Okay, back to the chicken. This dish uses boneless, skinless breasts that are pounded thin, so a little goes a long way, making it an economical meal. Boneless, skinless chicken thighs could also be used.
Parmesan Lemon Chicken Cutlets
1/2 C all-purpose flour
4 chicken breasts
1/3 C Parmesan cheese, grated
1 T Dried Parsley, plus extra for garnish
2-3 T Olive Oil
1-2 T butter
Juice of 1 lemon, reserve lemon for garnish
Salt and Pepper to taste
I served these cutlets with angel hair pasta tossed with olive oil, butter, Parmesan cheese, garlic and parsley, and steamed asparagus.
Once you have made these easy cutlets, you will find many dishes to use them with! Feel free to change the herb used (try cilantro or basil) and leave out the lemon, use lime or even orange instead. The combinations are endless. Enjoy!
- ½ C all-purpose flour
- 4 boneless, skinless chicken breasts
- 3 eggs (use just whites if desired)
- ⅓ C grated Parmesan cheese
- 1 T dried parsley (fresh works fine too, have a bit extra for garnish)
- ½ t kosher or sea salt
- ¼ t ground pepper
- 2 T olive oil
- 2 T butter
- Juice of 1 lemon (zest & slice the remaining lemon for additional garnish)

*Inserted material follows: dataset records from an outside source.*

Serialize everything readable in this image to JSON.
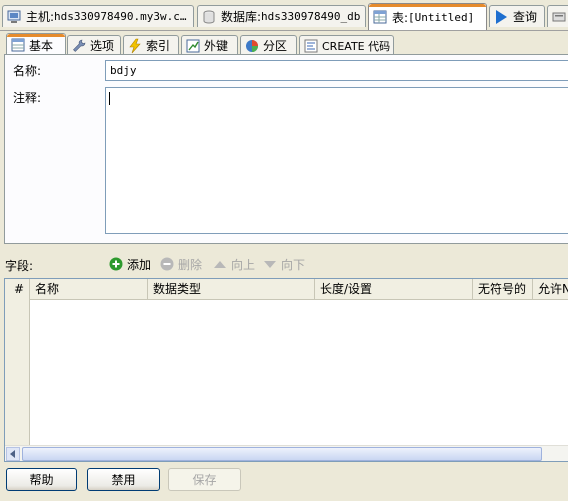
{
  "top_tabs": [
    {
      "prefix": "主机: ",
      "value": "hds330978490.my3w.c…",
      "icon": "host-icon"
    },
    {
      "prefix": "数据库: ",
      "value": "hds330978490_db",
      "icon": "database-icon"
    },
    {
      "prefix": "表: ",
      "value": "[Untitled]",
      "icon": "table-icon"
    },
    {
      "prefix": "",
      "value": "查询",
      "icon": "query-run-icon"
    }
  ],
  "inner_tabs": [
    {
      "label": "基本",
      "icon": "table-basic-icon"
    },
    {
      "label": "选项",
      "icon": "wrench-icon"
    },
    {
      "label": "索引",
      "icon": "lightning-icon"
    },
    {
      "label": "外键",
      "icon": "foreign-key-icon"
    },
    {
      "label": "分区",
      "icon": "partition-icon"
    },
    {
      "label": "CREATE 代码",
      "icon": "code-icon"
    }
  ],
  "form": {
    "name_label": "名称:",
    "name_value": "bdjy",
    "comment_label": "注释:",
    "comment_value": ""
  },
  "fields_toolbar": {
    "label": "字段:",
    "add": "添加",
    "delete": "删除",
    "up": "向上",
    "down": "向下"
  },
  "grid": {
    "columns": [
      "#",
      "名称",
      "数据类型",
      "长度/设置",
      "无符号的",
      "允许N"
    ],
    "rows": []
  },
  "buttons": {
    "help": "帮助",
    "discard": "禁用",
    "save": "保存"
  },
  "colors": {
    "active_tab_accent": "#e68b2c",
    "add_icon": "#2e9a2e",
    "query_arrow": "#1f6fcf"
  }
}
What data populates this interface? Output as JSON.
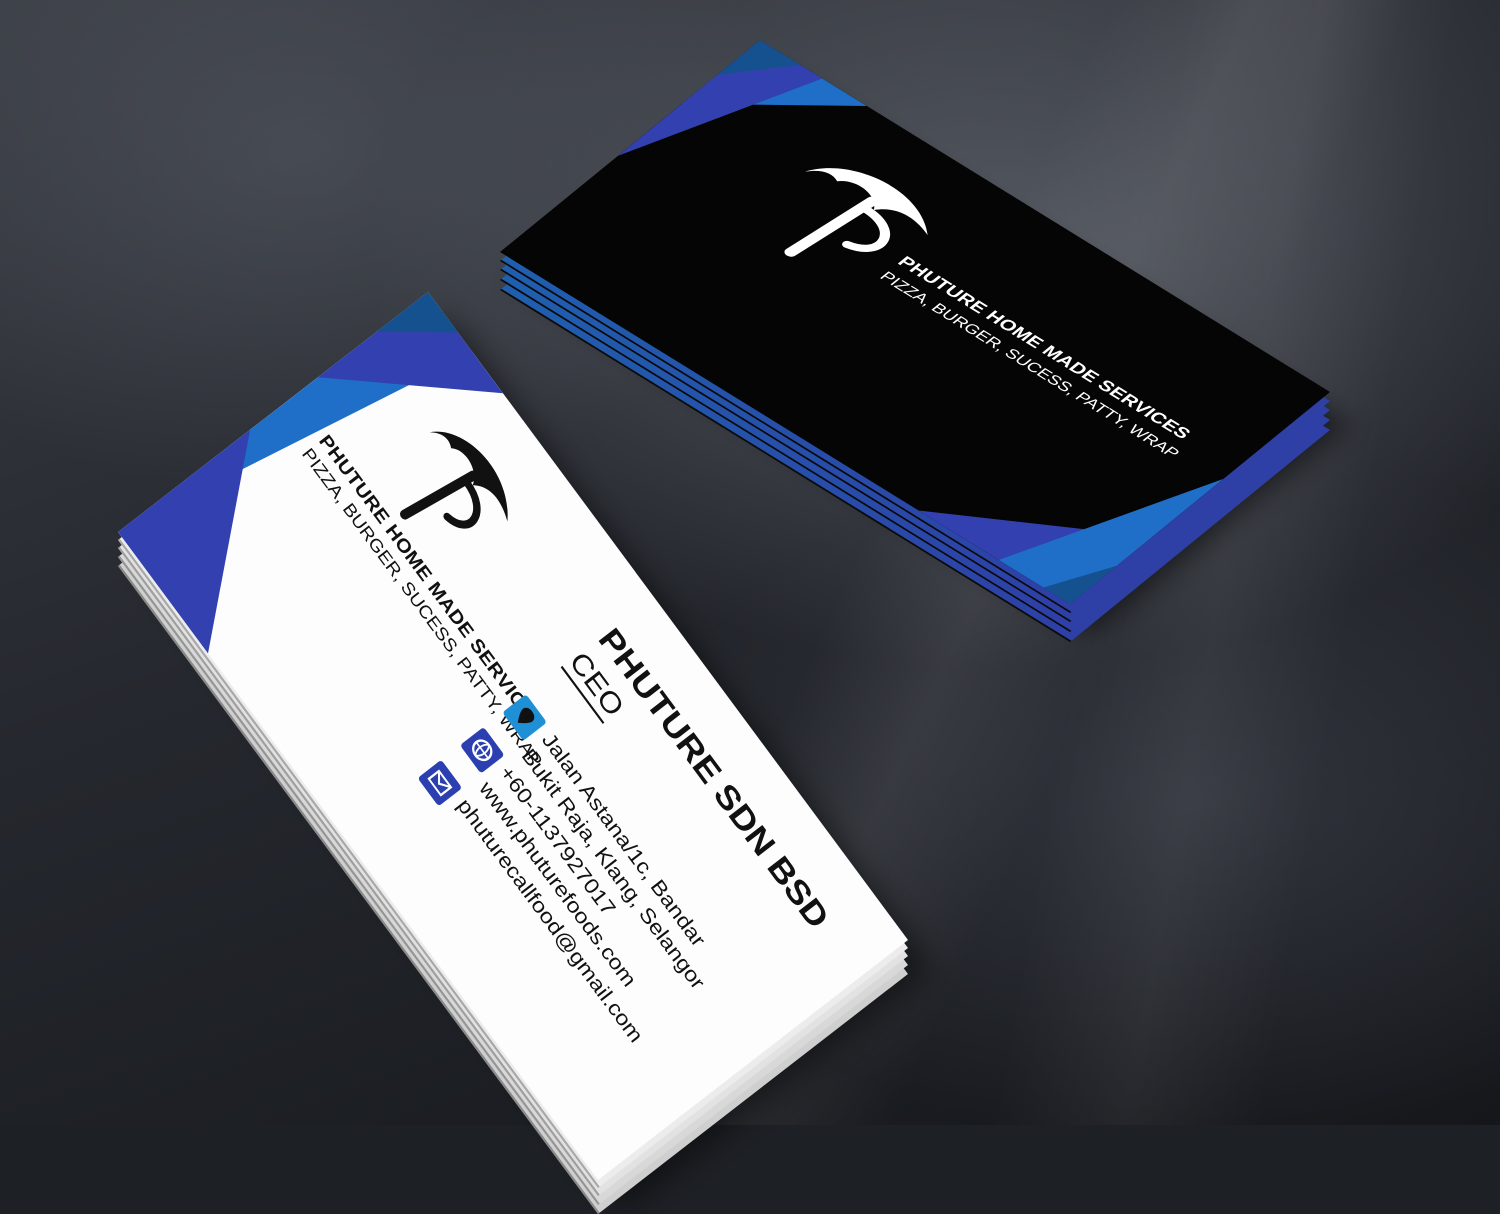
{
  "back_card": {
    "logo_letter": "P",
    "tagline_line1": "PHUTURE HOME MADE SERVICES",
    "tagline_line2": "PIZZA, BURGER, SUCESS, PATTY, WRAP",
    "colors": {
      "background": "#050505",
      "accent_blue": "#1f6fc9",
      "accent_indigo": "#3340b0",
      "logo": "#ffffff"
    }
  },
  "front_card": {
    "logo_letter": "P",
    "tagline_line1": "PHUTURE HOME MADE SERVICES",
    "tagline_line2": "PIZZA, BURGER, SUCESS, PATTY, WRAP",
    "name": "PHUTURE SDN BSD",
    "title": "CEO",
    "contacts": [
      {
        "icon": "location-pin-icon",
        "lines": [
          "Jalan Astana/1c, Bandar",
          "Bukit Raja, Klang, Selangor"
        ]
      },
      {
        "icon": "globe-icon",
        "lines": [
          "+60-1137927017",
          "www.phuturefoods.com"
        ]
      },
      {
        "icon": "mail-icon",
        "lines": [
          "phuturecallfood@gmail.com"
        ]
      }
    ],
    "colors": {
      "background": "#fdfdfd",
      "accent_blue": "#1f6fc9",
      "accent_indigo": "#3340b0",
      "text": "#111111"
    }
  }
}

- Depending upon the size of the breasts, slice and pound to ¼-in thick.
- Place the flour in a shallow bowl and season with salt & pepper.
- Coat the chicken pieces with the seasoned flour.
- Beat the eggs in a small bowl, add the Parmesan, parsley and half the lemon juice.
- Heat the olive oil and butter over medium high heat in a large skillet.
- Dip the chicken pieces in the egg mixture, allowing excess to drip off.
- Place in the skillet and cooked until lightly browned, about 4-5 minutes per side.
- Squeeze additional lemon over cooking pieces.
- Remove to a warm platter and serve immediately to avoid pieces getting soggy.
- Garnish with lemon slices and additional parsley.